Вот она — истина, открывшаяся зощенковскому герою.
Произошла ужасная ошибка. Эта ошибка состоит в том, что всю свою жизнь он жил не так, как нужно жить. Жил «по-выдуманному». Эту роковую ошибку совершают все люди, живущие на Земле. Все они живут «по-выдуманному». А им совсем не так надо жить! Пора сбросить с себя это дурное наваждение. Пора, наконец, перестать притворяться:
Может быть, это чересчур грустным покажется некоторым отсталым интеллигентам и академикам, может быть, они через это обратно поскулят, но, поскуливши, пущай окинут взором свою прошедшую жизнь и тогда увидят, сколько они всего накрутили на себя лишнего.
Так рассуждают, так представляют себе устройство мироздания зощенковские герои.
Но это — герои. А автор? У него-то, надо полагать, на этот счет совсем другое мнение?
Увы! Примерно так же, даже совершенно так же глядит на мир, на природу человека, на устройство Вселенной и сам Зощенко:
Жизнь, на мой ничтожный взгляд, устроена проще, обидней и не для интеллигентов.
В этой коротенькой фразе, как в зародышевой клетке, — весь Зощенко, со всем своеобразием, со всей неповторимостью созданного им художественного мира.

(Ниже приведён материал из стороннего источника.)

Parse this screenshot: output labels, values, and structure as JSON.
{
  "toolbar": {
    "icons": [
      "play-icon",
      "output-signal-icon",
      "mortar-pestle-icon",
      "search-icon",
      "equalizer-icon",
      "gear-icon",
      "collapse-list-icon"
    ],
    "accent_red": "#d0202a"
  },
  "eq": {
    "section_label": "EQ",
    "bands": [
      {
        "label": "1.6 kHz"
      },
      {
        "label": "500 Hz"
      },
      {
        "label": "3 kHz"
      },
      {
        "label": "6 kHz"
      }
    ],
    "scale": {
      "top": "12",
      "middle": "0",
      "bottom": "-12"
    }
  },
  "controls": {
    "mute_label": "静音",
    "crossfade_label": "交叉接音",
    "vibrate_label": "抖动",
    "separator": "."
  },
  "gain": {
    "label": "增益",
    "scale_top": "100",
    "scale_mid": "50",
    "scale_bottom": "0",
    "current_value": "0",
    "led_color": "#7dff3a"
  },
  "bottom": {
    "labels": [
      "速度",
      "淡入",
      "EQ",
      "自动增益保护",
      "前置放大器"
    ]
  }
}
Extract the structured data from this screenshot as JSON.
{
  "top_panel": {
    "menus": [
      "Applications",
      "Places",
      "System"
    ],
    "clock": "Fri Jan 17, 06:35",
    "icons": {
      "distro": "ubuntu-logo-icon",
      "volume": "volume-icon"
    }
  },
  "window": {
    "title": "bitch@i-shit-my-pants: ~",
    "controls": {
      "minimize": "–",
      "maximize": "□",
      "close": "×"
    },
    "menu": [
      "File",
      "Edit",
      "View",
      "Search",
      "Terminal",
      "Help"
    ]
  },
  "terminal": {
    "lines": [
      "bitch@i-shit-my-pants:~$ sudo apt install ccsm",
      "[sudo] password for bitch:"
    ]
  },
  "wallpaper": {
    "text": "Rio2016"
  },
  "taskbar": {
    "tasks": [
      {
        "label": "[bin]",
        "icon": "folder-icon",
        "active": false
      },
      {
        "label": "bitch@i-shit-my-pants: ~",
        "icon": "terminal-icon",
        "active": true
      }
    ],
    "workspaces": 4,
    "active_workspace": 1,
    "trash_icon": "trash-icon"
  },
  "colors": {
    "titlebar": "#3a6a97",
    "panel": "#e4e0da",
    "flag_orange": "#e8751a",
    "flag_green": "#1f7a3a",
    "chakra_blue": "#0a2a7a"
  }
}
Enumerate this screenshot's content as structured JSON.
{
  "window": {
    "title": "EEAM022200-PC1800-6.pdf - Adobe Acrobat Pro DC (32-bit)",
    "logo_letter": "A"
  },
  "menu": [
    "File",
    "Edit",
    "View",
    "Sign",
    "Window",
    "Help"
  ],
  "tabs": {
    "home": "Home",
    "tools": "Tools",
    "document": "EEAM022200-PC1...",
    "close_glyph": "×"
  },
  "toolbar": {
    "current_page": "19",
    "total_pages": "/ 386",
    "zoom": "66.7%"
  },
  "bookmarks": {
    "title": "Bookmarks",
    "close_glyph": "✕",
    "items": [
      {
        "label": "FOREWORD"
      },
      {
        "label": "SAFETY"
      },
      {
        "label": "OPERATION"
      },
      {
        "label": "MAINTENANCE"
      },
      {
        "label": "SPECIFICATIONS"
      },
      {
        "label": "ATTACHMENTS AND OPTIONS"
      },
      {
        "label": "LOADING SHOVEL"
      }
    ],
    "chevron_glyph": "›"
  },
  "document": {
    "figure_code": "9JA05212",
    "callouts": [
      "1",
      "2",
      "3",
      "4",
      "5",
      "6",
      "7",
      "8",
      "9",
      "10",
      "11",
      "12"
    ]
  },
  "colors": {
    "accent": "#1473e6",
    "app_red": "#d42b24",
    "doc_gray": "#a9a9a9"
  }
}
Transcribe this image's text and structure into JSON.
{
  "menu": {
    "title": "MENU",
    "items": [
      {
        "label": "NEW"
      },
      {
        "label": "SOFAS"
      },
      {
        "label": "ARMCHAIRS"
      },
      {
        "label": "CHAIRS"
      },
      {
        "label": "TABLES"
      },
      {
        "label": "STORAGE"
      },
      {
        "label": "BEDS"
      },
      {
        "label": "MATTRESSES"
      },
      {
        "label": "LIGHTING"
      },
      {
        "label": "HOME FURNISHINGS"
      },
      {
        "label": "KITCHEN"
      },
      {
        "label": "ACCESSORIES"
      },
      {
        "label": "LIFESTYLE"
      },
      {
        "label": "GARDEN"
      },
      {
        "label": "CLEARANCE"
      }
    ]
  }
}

Но если это так, значит, прав был Борис Парамонов, утверждая, что Зощенко отрицал «условный, фиктивный, мнимостный, а значит, ложный мир культуры» и звал нас вернуться «назад к обезьяне»? И, как он говорит, «в каком-то отношении» прав был Жданов, доклад которого означал, что «революция в России кончилась, изжило себя революционное, культуроотрицающее сознание» и начался «возврат в мир фикций — в мир культуры»?
Нет, конечно!
Утверждая, что жизнь «устроена обидней, проще и не для интеллигентов», поскольку интеллигенты «накрутили на себя много лишнего», Зощенко, как мы уже выяснили, вовсе не звал человека вернуться «назад к обезьяне».
Да и нет у человека этого пути назад. Он для него попросту невозможен.
Как сказал терзавшийся теми же мыслями Мандельштам, «низшие формы органического бытия — ад для человека». Но спуститься в этот ад человеку не дано. Тот, кто любил Моцарта, уже не в силах перестать его любить.
Даже если бы он и захотел вернуться вспять, этот путь уже закрыт для него:
Он сказал: довольно полнозвучья, —
Ты напрасно Моцарта любил.
Наступает глухота паучья,
Здесь провал сильнее наших сил!..
И от нас природа отступила —
Так, как будто мы ей не нужны,
И продольный мозг она вложила,
Словно шпагу, в темные ножны.
И подъемный мост она забыла,
Опоздала опустить для тех,
У кого зеленая могила,
Красное дыханье, гибкий смех.
Подъемный мост не опустится. Человеку нет пути назад. У него свой путь, своя дорога, он должен идти по ней дальше, жить по другим законам. И даже если его существование не было «задумано» с какой-то определенной целью, он должен внести в холодную, пустую, необжитую Вселенную эту цель.